Don't patronize, my friend. It doesn't suit the occasion
 

Asher Kelman

OPF Owner/Editor-in-Chief
Now that's an optimistic point of view, Asher. Very 'doctor' of you. I'm feeling better already.
Did you notice I didn't have any socks on? Crazies don't wear socks. In fact the really weird ones don't wear shoes when they go shopping. There are signs at the entry to shopping malls 'No shoes, no entry'.
I can also see how life controlling your obsessions are. I'll tell Christine. I'm sure she'll be reassured by your empathy.
Yeah, you're so right. Us crazies shouldn't really complain. After all, we look normal enough and there are people out there with real illnesses like cancer and dementia. What's an occasional mood swing when it comes down to something real serious. After all, as you say, tomorrow I'll feel great.
And if tomorrow never comes or your prediction doesn't pan out who will give a ****. Everyone left behind will feel the pain of trying to understand someone so selfish.

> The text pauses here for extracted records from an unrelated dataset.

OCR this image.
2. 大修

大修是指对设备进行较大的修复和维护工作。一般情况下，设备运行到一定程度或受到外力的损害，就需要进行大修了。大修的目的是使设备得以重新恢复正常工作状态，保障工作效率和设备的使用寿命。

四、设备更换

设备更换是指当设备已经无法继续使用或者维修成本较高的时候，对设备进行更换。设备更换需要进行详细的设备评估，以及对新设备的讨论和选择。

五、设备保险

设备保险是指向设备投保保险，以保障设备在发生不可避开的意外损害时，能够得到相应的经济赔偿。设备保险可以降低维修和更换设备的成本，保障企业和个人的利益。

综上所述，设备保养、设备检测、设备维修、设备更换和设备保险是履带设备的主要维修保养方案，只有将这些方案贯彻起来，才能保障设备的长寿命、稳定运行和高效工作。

All you have said is the truth. Unfortunately it's not the truth for people with a mental illness. Your truth is exactly what people with mental illness are constantly battling. An unrealistic comparison with the so called 'real' illnesses and an attitude that, in the end 'you'll be alright, Jack'.
When you get a chance, have a browse through DMV and see if you can find something in there that would suit you. Or maybe you can visit your local school and teach some children with mental disorders. They'll be sitting right next to your grand children, trying desperately to make sense of the world while the other kids in the class keep their distance and the teacher sees the kid as a 'problem'. There's also the Men's Shed where a whole range of blokes escape the real world and find peace within themselves - or not. And while you're at it, have a look down the suicide list to see if there is anyone you know. Maybe one or two of them had your beloved cyclothymic malady. Some might also have been looking for a longer rope.
Don't patronize, my friend. It doesn't suit the occasion

I don't think you understand Tom. I did not respond as a doctor. Rather I row the same boat as yours. Socks? I wear them over my eyes to sleep!